Namun, wanita dengan payudara lebih kecil mungkin harus menyusui lebih sering karena jumlah ASI yang dapat ditampung jaringan payudara lebih sedikit, dia menambahkan.
2.
Menyusui menyebabkan payudara kendur Menurut Radhamany, menyusui tidak mempengaruhi bentuk atau ukuran payudara.
Payudara dipengaruhi oleh peningkatan alami kepenuhan selama kehamilan dan penurunan berat badan segera setelahnya.
Namun, payudara tetap membesar saat menyusui.
“Setelah menyusui, payudara perlahan mengecil.
Ligamen yang menopang payudara wanita meregang karena semakin berat selama kehamilan.
Setelah kehamilan, bahkan jika seorang wanita tidak menyusui, peregangan ligamen dapat menyebabkan kendurnya payudara,” ujar dia.
3.
Tidak boleh minum obat selama menyusui “Sekitar 15 persen obat biasanya ditransfer melalui ASI dan hanya 1-2 persen yang diserap oleh bayi,” katanya.
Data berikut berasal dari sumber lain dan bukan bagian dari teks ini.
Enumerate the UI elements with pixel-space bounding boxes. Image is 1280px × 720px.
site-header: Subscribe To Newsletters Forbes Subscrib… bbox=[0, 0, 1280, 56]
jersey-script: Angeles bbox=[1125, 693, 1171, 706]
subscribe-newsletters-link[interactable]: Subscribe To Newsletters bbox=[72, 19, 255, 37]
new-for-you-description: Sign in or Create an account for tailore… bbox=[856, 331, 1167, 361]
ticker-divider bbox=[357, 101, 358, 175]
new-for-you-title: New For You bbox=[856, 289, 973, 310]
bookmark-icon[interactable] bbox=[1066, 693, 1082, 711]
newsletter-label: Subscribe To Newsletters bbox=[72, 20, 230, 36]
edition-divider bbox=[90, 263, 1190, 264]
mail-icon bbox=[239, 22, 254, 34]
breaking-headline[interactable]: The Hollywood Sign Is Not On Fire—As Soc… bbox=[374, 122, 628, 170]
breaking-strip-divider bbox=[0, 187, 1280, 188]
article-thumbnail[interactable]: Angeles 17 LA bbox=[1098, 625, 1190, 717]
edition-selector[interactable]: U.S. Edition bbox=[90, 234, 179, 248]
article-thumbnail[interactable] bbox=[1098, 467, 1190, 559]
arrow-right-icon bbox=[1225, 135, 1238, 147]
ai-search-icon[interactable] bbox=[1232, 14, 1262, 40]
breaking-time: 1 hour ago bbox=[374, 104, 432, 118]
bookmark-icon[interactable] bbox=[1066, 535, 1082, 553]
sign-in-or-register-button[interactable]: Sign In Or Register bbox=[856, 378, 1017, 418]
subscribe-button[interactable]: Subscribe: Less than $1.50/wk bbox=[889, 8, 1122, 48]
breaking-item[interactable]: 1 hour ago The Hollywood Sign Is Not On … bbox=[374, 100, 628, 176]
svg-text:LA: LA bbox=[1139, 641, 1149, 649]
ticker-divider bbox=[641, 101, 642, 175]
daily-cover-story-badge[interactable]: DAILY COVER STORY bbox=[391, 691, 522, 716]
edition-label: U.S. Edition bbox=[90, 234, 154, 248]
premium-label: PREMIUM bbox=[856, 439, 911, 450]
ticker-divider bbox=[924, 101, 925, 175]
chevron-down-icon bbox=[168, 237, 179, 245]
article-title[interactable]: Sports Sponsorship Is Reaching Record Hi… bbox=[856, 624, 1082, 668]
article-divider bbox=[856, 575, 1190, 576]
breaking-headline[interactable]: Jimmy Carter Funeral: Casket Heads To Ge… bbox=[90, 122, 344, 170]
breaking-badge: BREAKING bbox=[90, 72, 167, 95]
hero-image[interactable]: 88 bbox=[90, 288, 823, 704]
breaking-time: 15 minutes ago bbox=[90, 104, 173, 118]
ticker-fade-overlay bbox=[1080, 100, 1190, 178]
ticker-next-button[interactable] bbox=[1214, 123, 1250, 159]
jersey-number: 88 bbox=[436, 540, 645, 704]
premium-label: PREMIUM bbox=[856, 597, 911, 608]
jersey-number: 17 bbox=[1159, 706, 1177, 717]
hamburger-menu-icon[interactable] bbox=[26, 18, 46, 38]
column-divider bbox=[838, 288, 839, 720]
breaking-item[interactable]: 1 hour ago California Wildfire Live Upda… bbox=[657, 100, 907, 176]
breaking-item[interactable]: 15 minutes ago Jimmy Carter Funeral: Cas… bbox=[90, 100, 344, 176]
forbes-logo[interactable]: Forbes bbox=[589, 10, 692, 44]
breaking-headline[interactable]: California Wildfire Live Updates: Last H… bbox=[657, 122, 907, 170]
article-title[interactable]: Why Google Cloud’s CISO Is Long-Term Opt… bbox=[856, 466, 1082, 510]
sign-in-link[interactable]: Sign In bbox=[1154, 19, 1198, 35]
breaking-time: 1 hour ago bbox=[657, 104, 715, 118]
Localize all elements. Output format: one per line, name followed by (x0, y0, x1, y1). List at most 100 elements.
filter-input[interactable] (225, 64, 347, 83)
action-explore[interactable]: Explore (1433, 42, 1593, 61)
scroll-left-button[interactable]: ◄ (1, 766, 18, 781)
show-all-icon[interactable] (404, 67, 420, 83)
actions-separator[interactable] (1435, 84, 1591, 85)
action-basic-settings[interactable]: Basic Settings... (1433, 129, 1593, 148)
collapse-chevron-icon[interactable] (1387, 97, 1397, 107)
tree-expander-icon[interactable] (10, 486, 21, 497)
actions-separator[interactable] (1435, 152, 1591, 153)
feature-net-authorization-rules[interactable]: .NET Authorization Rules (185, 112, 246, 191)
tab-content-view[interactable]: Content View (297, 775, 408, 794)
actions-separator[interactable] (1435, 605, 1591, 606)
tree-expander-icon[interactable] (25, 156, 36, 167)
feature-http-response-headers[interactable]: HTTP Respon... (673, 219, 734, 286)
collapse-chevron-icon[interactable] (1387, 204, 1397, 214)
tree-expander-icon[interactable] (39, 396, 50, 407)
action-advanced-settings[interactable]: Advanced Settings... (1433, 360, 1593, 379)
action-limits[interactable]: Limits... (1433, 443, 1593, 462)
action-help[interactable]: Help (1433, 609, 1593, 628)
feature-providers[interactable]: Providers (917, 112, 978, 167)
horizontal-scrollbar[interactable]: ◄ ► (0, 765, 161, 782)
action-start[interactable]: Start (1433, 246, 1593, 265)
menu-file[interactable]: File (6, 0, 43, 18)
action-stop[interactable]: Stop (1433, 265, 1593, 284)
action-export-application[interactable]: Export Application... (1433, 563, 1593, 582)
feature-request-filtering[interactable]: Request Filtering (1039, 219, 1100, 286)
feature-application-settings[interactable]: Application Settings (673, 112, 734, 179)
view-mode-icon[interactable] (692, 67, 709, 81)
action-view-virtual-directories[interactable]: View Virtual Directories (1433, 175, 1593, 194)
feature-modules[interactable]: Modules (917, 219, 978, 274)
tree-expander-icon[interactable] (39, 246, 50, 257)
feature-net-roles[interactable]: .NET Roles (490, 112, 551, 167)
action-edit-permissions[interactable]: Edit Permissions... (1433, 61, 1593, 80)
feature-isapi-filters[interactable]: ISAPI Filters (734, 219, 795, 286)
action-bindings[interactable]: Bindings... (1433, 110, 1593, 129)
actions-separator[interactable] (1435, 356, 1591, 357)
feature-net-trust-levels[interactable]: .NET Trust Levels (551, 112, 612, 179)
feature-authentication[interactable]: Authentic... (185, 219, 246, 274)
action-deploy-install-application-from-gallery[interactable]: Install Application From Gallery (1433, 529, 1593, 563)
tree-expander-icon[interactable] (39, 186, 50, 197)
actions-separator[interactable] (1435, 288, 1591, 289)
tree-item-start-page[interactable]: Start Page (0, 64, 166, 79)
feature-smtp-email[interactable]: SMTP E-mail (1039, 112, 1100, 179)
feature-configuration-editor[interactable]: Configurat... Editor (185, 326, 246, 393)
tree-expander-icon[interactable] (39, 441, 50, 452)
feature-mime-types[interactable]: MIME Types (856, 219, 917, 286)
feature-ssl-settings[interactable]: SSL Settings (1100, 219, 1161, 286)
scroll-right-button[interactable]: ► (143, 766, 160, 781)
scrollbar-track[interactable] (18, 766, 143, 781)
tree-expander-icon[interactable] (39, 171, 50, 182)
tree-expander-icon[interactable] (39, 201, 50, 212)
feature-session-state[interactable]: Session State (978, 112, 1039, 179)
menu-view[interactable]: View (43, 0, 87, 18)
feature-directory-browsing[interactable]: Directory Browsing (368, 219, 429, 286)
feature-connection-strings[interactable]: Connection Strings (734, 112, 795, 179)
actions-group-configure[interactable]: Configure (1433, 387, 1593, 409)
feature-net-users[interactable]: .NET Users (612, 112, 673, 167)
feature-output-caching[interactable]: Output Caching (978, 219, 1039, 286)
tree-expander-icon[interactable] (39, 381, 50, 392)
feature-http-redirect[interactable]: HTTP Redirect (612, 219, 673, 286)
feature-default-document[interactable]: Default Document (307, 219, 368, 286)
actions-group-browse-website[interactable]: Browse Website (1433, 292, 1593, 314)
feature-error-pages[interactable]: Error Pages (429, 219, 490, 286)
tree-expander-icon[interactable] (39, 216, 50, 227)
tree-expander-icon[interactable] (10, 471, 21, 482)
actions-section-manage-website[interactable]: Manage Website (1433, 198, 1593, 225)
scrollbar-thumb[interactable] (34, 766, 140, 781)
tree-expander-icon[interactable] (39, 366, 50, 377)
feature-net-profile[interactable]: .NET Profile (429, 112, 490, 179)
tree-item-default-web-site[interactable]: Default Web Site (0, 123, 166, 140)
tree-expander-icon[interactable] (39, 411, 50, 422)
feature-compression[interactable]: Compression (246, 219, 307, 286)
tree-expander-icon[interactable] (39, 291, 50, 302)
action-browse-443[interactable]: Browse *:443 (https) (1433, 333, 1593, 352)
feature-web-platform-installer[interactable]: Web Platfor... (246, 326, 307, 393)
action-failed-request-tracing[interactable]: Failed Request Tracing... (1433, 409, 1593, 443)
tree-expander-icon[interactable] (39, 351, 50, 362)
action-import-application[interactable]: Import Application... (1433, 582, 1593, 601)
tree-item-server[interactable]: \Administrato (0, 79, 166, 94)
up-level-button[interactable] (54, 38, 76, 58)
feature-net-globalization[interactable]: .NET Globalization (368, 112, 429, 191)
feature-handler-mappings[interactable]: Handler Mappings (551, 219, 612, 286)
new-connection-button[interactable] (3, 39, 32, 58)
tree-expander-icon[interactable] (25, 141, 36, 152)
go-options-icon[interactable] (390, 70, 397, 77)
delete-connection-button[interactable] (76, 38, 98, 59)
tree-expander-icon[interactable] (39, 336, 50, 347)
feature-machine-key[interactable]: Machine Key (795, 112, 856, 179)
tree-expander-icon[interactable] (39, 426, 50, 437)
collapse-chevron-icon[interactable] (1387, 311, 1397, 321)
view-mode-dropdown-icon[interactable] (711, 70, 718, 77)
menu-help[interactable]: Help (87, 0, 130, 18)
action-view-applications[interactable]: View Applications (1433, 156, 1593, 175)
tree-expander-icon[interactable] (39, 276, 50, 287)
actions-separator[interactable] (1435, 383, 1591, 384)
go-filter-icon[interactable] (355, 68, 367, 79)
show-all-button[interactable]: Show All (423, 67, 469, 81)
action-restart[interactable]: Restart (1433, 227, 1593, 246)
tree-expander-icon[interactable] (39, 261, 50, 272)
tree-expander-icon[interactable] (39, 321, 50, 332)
Menurut Radhamany, parasetamol, inhaler asma, vitamin, dan sebagian besar antibiotik benar-benar aman dikonsumsi selama menyusui.
Namun, kodein, dekongestan hidung, aspirin, obat herbal, obat antikanker, retinoid oral, yodium, amiodaron, statin, amfetamin, ergotamin (agen anti migrain) harus dihindari.
“Menyusui bayi tepat sebelum ibu minum obat menyebabkan bayi menerima konsentrasi obat serendah mungkin.
Risiko keracunan obat lebih tinggi pada bayi prematur dan sakit, tetapi jarang terjadi pada bayi di atas enam bulan,” katanya.
4.
Wanita sakit tidak boleh menyusui Radhamany mengatakan bahwa menyusui dapat dilanjutkan jika ibu mengalami flu, demam, diare, muntah, dan mastitis.
“Juga, keuntungan tambahannya adalah dapat mentransfer antibodi pelindung, dalam kondisi seperti HIV, virus limfotropik sel T tipe I atau tipe II (HTLV-1/2), menyusui dengan virus ebola dikontraindikasikan.
Berikut adalah kondisi ibu yang tidak bisa menyusui misalnya: urosepsis, septikemia, pneumonia, PPP, syok dan yang membutuhkan perawatan di ICU,” tambahnya.
5.
Menyusui mencegah hamil “Ovulasi dapat terjadi pada sekitar 50 persen wanita menyusui meskipun amenore (tidak ada menstruasi).
Oleh karena itu, tindakan pencegahan yang tepat harus diambil.
Mereka tetap amenore jika ovulasi tidak terjadi,” katanya.
Menyusui sebagai alat kontrasepsi disebut Metode Amenore Laktasi.
Jika dilakukan dengan sempurna, metode ini bisa sama efektifnya dengan kontrasepsi hormonal.
Menyusui tidak akan mencegah kehamilan jika bayi diberi susu formula selain ASI.
Metode Amenorea Laktasi memiliki tingkat kegagalan <2 persen. "Pemberian susu formula, pemompaan alih-alih menyusui, dan pemberian makanan padat kepada bayi, semuanya mengurangi efektivitas amenorea laktasi sebagai pengendalian kelahiran,” kata dia.